The short build has been abrupt and large. Estimated short interest climbed to 19.6% of free float as of June 2, up from roughly 4.6% just six weeks ago and from just 3.1 million shares on April 22. That represents a near-fourfold increase in one month and a 225% jump in the past week alone. The ORTEX short score tells the same story with more precision: it was running in the high-30s through most of May, then jumped sharply to 35.9 on May 28, 41.9 on May 26, and has continued climbing to reach 69.8 by June 2 — a level that puts it well into elevated-conviction territory. Most of that acceleration happened in three trading days around May 28-29, when short positions roughly tripled from 2.6 million to 10.8 million shares.

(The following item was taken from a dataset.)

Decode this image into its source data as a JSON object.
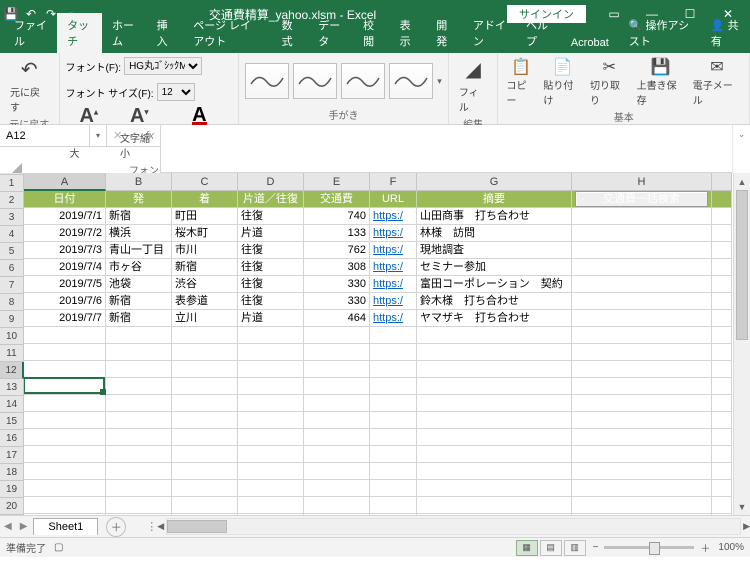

The borrow market has tightened significantly as a result, though it has not yet become a constraint. Availability — the ratio of shares still available to borrow relative to shares already borrowed — has collapsed from above 1,200% through most of May to 134.5% today. For context, the 52-week minimum was previously 127.4%, so EWU is now testing the tightest borrow conditions of the past year. The cost to borrow has risen in step, reaching 4.42% annualised — up 44% on the week and 79% on the month. That is not a punishing rate by ETF standards, but the trend is unambiguous. If short interest continues to build from here, availability will fall below 100%, meaning the lending pool no longer covers the outstanding short position — a qualitatively different environment.

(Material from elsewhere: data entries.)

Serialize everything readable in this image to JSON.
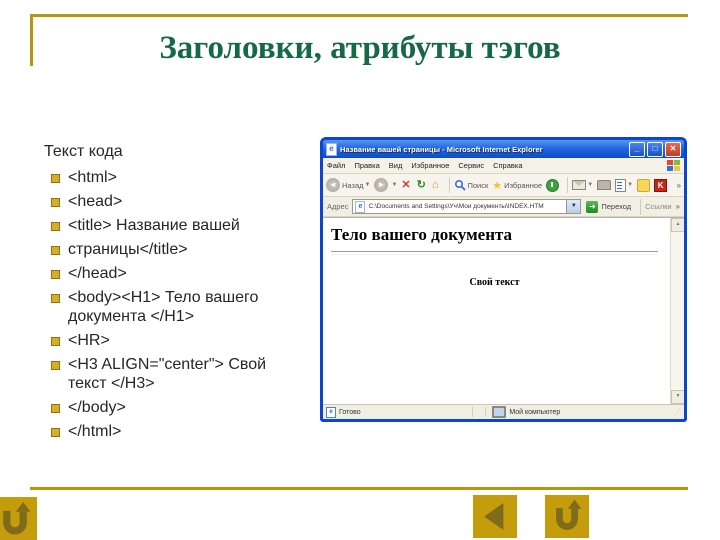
{
  "slide": {
    "title": "Заголовки, атрибуты тэгов",
    "code_heading": "Текст кода",
    "code_lines": [
      "<html>",
      "<head>",
      "<title> Название вашей",
      "страницы</title>",
      "</head>",
      "<body><H1> Тело вашего документа </H1>",
      "<HR>",
      "<H3 ALIGN=\"center\"> Свой текст </H3>",
      "</body>",
      "</html>"
    ]
  },
  "browser": {
    "window_title": "Название вашей страницы - Microsoft Internet Explorer",
    "menu_items": [
      "Файл",
      "Правка",
      "Вид",
      "Избранное",
      "Сервис",
      "Справка"
    ],
    "toolbar": {
      "back_label": "Назад",
      "search_label": "Поиск",
      "favorites_label": "Избранное",
      "more_chevron": "»"
    },
    "address_bar": {
      "label": "Адрес",
      "value": "C:\\Documents and Settings\\Уч\\Мои документы\\INDEX.HTM",
      "go_label": "Переход",
      "links_label": "Ссылки",
      "more_chevron": "»"
    },
    "page": {
      "heading": "Тело вашего документа",
      "subtext": "Свой текст"
    },
    "status_bar": {
      "left": "Готово",
      "right": "Мой компьютер"
    }
  },
  "colors": {
    "accent_gold": "#B8960B",
    "title_green": "#166847",
    "titlebar_blue": "#0C4CC8",
    "close_red": "#C33B22"
  }
}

The macro backdrop for UK equities provides obvious context. CNBC has been flagging UK-specific volatility across recent sessions: elevated gilt yields, rising unemployment, sterling weakness, and political pressure on the Starmer government around borrowing plans. The FT notes that Andy Burnham — Labour leadership frontrunner — has postponed discussions with City investors amid unease about UK borrowing. None of this is hidden risk; it is the kind of regime where tactical shorts against a broad UK index make straightforward sense as a hedge. Options data adds a softer signal. The put/call ratio is running at 4.22 against a 20-day average of 4.18 — structurally elevated but not spiking — suggesting that the put-heavy positioning in EWU options has been a persistent feature rather than a new development this week.
Institutional ownership provides some counterweight to the bearish short build. BlackRock — as creator and primary market-maker of the fund — remains the largest reported holder with 18.3% of shares, and added 6.7 million shares as of its April 30 filing. RBC Rochdale and Wells Fargo hold smaller but meaningful positions. Jane Street, the ETF market-making firm, added 1.4 million shares in the March quarter. The presence of these names does not constrain shorts, but it does reflect genuine buy-side demand for UK equity exposure that has absorbed the selling pressure implied by the short build.
What to watch: whether borrow availability drops through 100% — the point at which the lending pool is fully committed — and whether the cost to borrow accelerates beyond its current moderate level, since those two signals together would indicate that the short build is running into genuine friction rather than executing at scale with ease.